The 20th Century saw massive changes in agricultural practice, particularly in agricultural chemistry.

Agricultural chemistry includes the application of chemical fertilizer, chemical insecticides, and chemical fungicides, soil makeup, analysis of agricultural products, and nutritional needs of farm animals.

Beginning in the Western world, the green revolution spread many of these changes to farms throughout the world, with varying success.

Other recent changes in agriculture include hydroponics, plant breeding, hybridization, gene manipulation, better management of soil nutrients, and improved weed control.

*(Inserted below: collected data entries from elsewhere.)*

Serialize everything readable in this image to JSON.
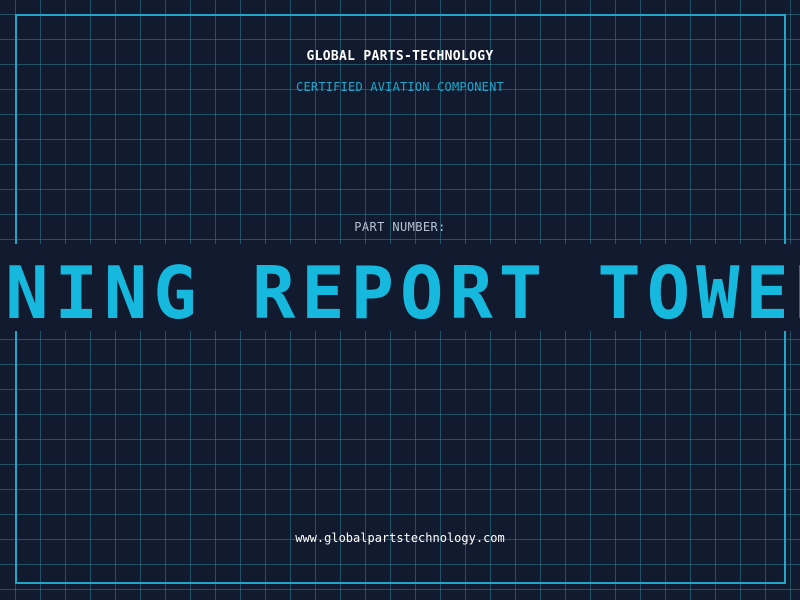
{
  "header": {
    "company": "GLOBAL PARTS-TECHNOLOGY",
    "subtitle": "CERTIFIED AVIATION COMPONENT"
  },
  "part": {
    "label": "PART NUMBER:",
    "value": "RNING REPORT TOWER"
  },
  "footer": {
    "website": "www.globalpartstechnology.com"
  },
  "colors": {
    "background": "#111a2e",
    "accent": "#1fa6c9",
    "part_number": "#16b8dd",
    "text": "#ffffff",
    "muted": "#b4c2d4"
  }
}
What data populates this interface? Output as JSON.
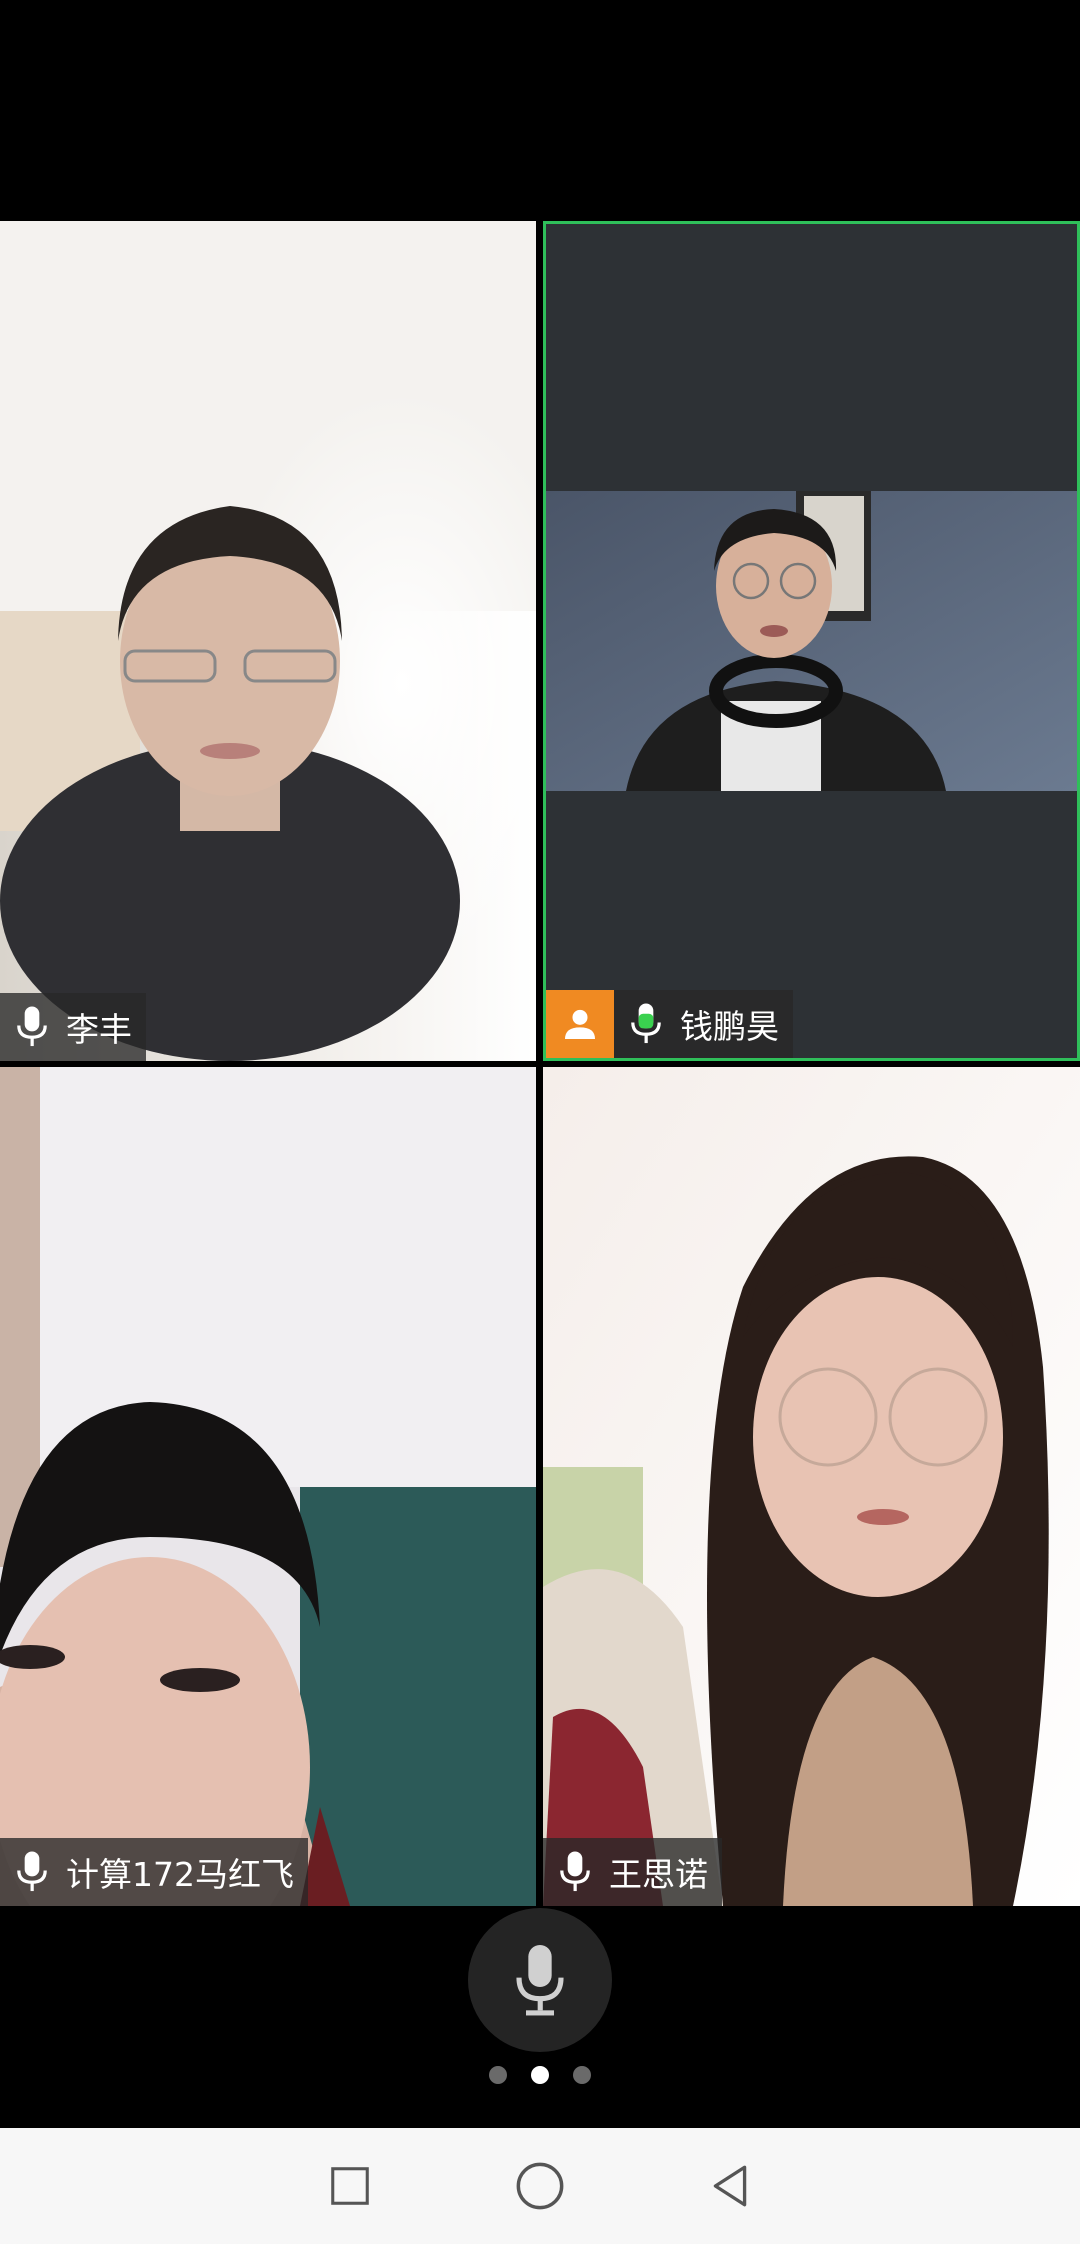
{
  "participants": [
    {
      "name": "李丰",
      "mic": "on"
    },
    {
      "name": "钱鹏昊",
      "mic": "speaking",
      "active": true
    },
    {
      "name": "计算172马红飞",
      "mic": "on"
    },
    {
      "name": "王思诺",
      "mic": "on"
    }
  ],
  "colors": {
    "active_border": "#2fbf5a",
    "avatar_badge": "#f08a22",
    "speaking_mic": "#3ad14f"
  },
  "pager": {
    "pages": 3,
    "current": 2
  },
  "icons": {
    "mic": "microphone-icon",
    "avatar": "person-icon",
    "nav_recent": "square-icon",
    "nav_home": "circle-icon",
    "nav_back": "triangle-back-icon"
  }
}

Genetic engineering has yielded crops which have capabilities beyond those of naturally occuring plants, such as higher yields and disease resistance.

Modified seeds germinate faster, and thus can be grown in an extended growing area.

Genetic engineering of plants has proven controversial, particularly in the case of herbicide-resistant plants.

As of 2006, an estimated 36 percent of the world's workers are employed in agriculture (down from 42% in 1996), making it by far the most common occupation.

However, the relative significance of farming has dropped steadily since the beginning of industrialization, and in 2006 – for the first time in history – the services sector overtook agriculture as the economic sector employing the most people worldwide.

Also, agricultural production accounts for less than five percent of the gross world product (an aggregate of all gross domestic products).